Ya salió la primera novela thriller sobre el coronavirus

Ya salió la primera novela thriller sobre el coronavirus

En apenas 15 días y de un tirón, el escritor español Roberto Domínguez Moro dio lugar a “El confinado”, el primer “thriller” sobre el aislamiento y el coronavirus que narra la peripecia de un informático treintañero angustiado y al borde de la paranoia en el contexto de la pandemia.

Redacción MDZ

Redacción MDZ

En apenas 15 días y de un tirón, el escritor español Roberto Domínguez Moro dio lugar a 'El confinado', el primer thriller sobre el aislamiento y el coronavirus que narra la peripecia de un informático treintañero angustiado y al borde de la paranoia en el contexto de la pandemia que ha paralizado al mundo.

La novela cuenta la historia de Juan, un joven que vive con angustia los momentos previos al aislamiento social y la primera semana de encierro por el coronavirus en el centro de Madrid. El protagonista vive el aislamiento en soledad, con una crisis de pareja en curso, su familia lejos y nadie en su departamento aparte de una vecina, su perro y unos turistas con síntomas de estar contagiados. Con el devenir de la trama, la declaración del estado de alarma, la sobreexposición a las noticias y la tos que escucha a través de la pared, lo llevarán a una paranoia de consecuencias impredecibles.

Según adelantó la editorial Maeva -que acaba de publicar la obra en formato digital- uno de las derivaciones de la historia es el desconocimiento y la desconfianza que existe en las ciudades respecto de la gente que puede vivir en el mismo edificio: "en la puerta de al lado puede estar ocurriendo cualquier cosa sin que te des cuenta, porque ya no conoces a tus vecinos", señala el autor en un comunicado difundido por el sello.
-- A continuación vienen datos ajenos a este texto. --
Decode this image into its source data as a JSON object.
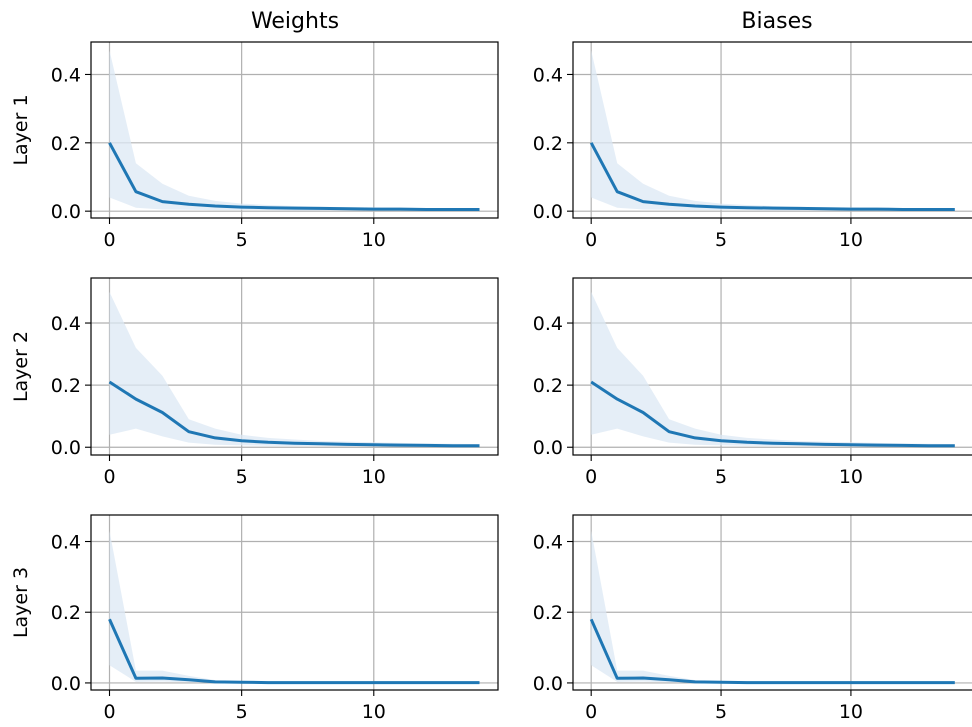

"Necesitaba que se pusiera nervioso con la situación, que pensara que hay información oculta y que no se está haciendo lo suficiente para evitar el contagio. No significa necesariamente que yo lo piense, creo que es pronto para pedir responsabilidades por una mala gestión, ya tendremos tiempo de analizarlo a fondo cuando la emergencia haya pasado", sostiene Domínguez Moro, que trabaja en una agencia literaria.

Fragmento

1

Miércoles, 11 de marzo

El tiempo es fantástico desde hace una semana. Ha salido el sol con ganas por primera vez en tres o cuatro meses, no hay una sola nube que ensucie el cielo, e incluso la contaminación parece haber dado una tregua y no queda ni rastro de la boina que nos suele cubrir la cabeza cada año hasta bien entrada la primavera. Hasta ayer mismo, buena parte de Madrid se dejaba el sueldo en las terrazas. Manga corta, gafas de sol, bullicio en cualquier rincón del centro y grupos de turistas con la cara roja disfrutando de lo que les habían prometido que era España.

Hoy las cosas han cambiado. Han cerrado los colegios, las universidades, los teatros y los polideportivos. Si hacemos caso a las noticias, media región se prepara para el pánico. Los telediarios escupen escenas de desabastecimiento en los supermercados, vuela de los estantes el papel higiénico como si la epidemia fuera de diarrea y quien más quien menos hace las maletas para irse a un lugar menos concurrido, a la costa o al pueblo.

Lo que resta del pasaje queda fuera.